Doktrin margin of appreciation dikembangkan terutama oleh European Court of Human Rights (ECHR) dalam jurisprudensinya. Dalam kasus Handyside v. United Kingdom (1976), ECHR menyatakan bahwa otoritas nasional berada dalam posisi yang lebih baik dibandingkan hakim internasional untuk menilai kebutuhan pembatasan hak tertentu dalam masyarakat demokratis.

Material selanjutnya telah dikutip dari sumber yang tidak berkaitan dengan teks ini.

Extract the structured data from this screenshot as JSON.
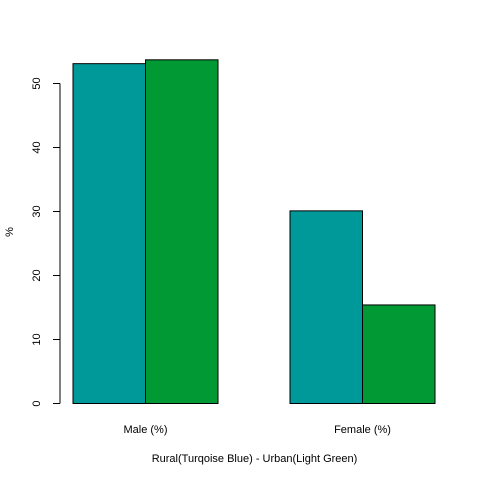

Lebar margin yang diberikan bervariasi tergantung pada jenis hak, sifat pembatasan, dan ada tidaknya konsensus Eropa mengenai isu tersebut.
Meskipun doktrin ini berkembang dalam sistem regional Eropa, konsep serupa juga diterapkan dalam mekanisme HAM universal PBB. Margin of appreciation bukan berarti negara memiliki kebebasan absolut, melainkan tetap dibatasi oleh prinsip proporsionalitas dan necessity. Pengadilan internasional tetap berwenang melakukan pengawasan terhadap tindakan negara untuk memastikan pembatasan hak tidak melampaui batas yang diperbolehkan.
Contoh Kasus
Dalam kasus S.A.S. v. France (2014), ECHR menerapkan margin of appreciation ketika menilai larangan penutup wajah (burqa ban) di Prancis. Mahkamah memberikan margin yang luas kepada Prancis dan memutuskan bahwa larangan tersebut tidak melanggar Pasal 8 (hak privasi) dan Pasal 9 (kebebasan beragama) Konvensi HAM Eropa karena bertujuan melindungi ketertiban umum dan kebersamaan hidup (living together).